In grieving we tend toward the absolute. It is soothing to feel appropriate sadness upon clutching the memories that highlight “the good.” Memories of laughter, of kindness, of pride the deceased felt at our accomplishments. Yet below these scenes rests the complexities of the person that truly defined their humanity, and that now defines our own. These past three days, I listened to many joyous memories of a person who by every means is honored and will continue to be so through the lives he touched. Alone with my partner, I listened to his discomfort about the rising memories that weren’t so joyous. He remembered feeling confusion, anger, even resentment. It was not easy to admit these feelings that still ruminate within, as if he were committing a crime by naming them.
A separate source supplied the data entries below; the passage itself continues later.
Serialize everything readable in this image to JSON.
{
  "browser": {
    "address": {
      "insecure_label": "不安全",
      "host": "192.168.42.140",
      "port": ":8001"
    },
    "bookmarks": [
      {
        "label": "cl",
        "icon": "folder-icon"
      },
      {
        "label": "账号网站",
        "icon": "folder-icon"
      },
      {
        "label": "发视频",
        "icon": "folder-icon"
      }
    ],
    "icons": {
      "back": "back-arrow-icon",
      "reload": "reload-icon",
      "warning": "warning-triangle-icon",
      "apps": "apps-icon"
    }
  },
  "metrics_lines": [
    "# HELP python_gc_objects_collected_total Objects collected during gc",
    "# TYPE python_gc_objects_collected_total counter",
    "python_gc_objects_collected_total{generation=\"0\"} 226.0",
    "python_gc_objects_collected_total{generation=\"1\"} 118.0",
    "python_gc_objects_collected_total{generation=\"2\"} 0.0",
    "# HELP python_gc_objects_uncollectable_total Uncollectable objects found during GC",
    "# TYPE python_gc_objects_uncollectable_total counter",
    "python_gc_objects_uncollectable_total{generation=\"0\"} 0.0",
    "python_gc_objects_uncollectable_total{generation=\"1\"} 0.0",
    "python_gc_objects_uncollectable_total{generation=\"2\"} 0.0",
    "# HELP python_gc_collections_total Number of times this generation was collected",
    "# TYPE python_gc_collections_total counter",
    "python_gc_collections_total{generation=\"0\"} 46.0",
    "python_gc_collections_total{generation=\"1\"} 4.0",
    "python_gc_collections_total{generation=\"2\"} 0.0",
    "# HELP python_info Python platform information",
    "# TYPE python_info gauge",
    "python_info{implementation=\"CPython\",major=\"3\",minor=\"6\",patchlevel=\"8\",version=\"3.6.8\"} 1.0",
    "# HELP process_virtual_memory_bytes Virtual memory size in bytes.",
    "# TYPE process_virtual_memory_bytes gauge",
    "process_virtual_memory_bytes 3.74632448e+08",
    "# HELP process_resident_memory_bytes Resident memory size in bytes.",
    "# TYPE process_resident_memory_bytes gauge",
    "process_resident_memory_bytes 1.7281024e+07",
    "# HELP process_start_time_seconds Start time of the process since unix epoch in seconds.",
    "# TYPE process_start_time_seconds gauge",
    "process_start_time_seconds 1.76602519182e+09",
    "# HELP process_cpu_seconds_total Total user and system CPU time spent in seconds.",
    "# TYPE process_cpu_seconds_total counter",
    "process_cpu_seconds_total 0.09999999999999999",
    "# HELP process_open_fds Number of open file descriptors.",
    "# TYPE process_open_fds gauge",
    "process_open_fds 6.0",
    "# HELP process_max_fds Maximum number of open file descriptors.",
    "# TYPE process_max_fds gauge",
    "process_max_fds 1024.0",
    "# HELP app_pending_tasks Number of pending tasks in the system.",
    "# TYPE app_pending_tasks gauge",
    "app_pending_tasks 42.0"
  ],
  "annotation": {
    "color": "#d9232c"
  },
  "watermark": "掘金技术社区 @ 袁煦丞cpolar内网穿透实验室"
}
Dr. King was a father, among so many other roles. His youngest daughter Bernice King was only five years old when her father was assassinated. I can’t comment on what kind of father Dr. King was, but I can wonder if he found fatherhood to be one of the most complicated journeys of his life. And I can wonder if his children feel the same about the life of their father- one worthy of timeless honor and full of complexity. When we embrace that discomfort, we truly honor a person, for we honor ourselves as flawed and yet capable. We are not just “great” people, we are all miracles because of the fact that we are people.
I witnessed so much Revolutionary Love this weekend- not without tears and tension. Metta for the grieving, and for those who have and will continue to show up.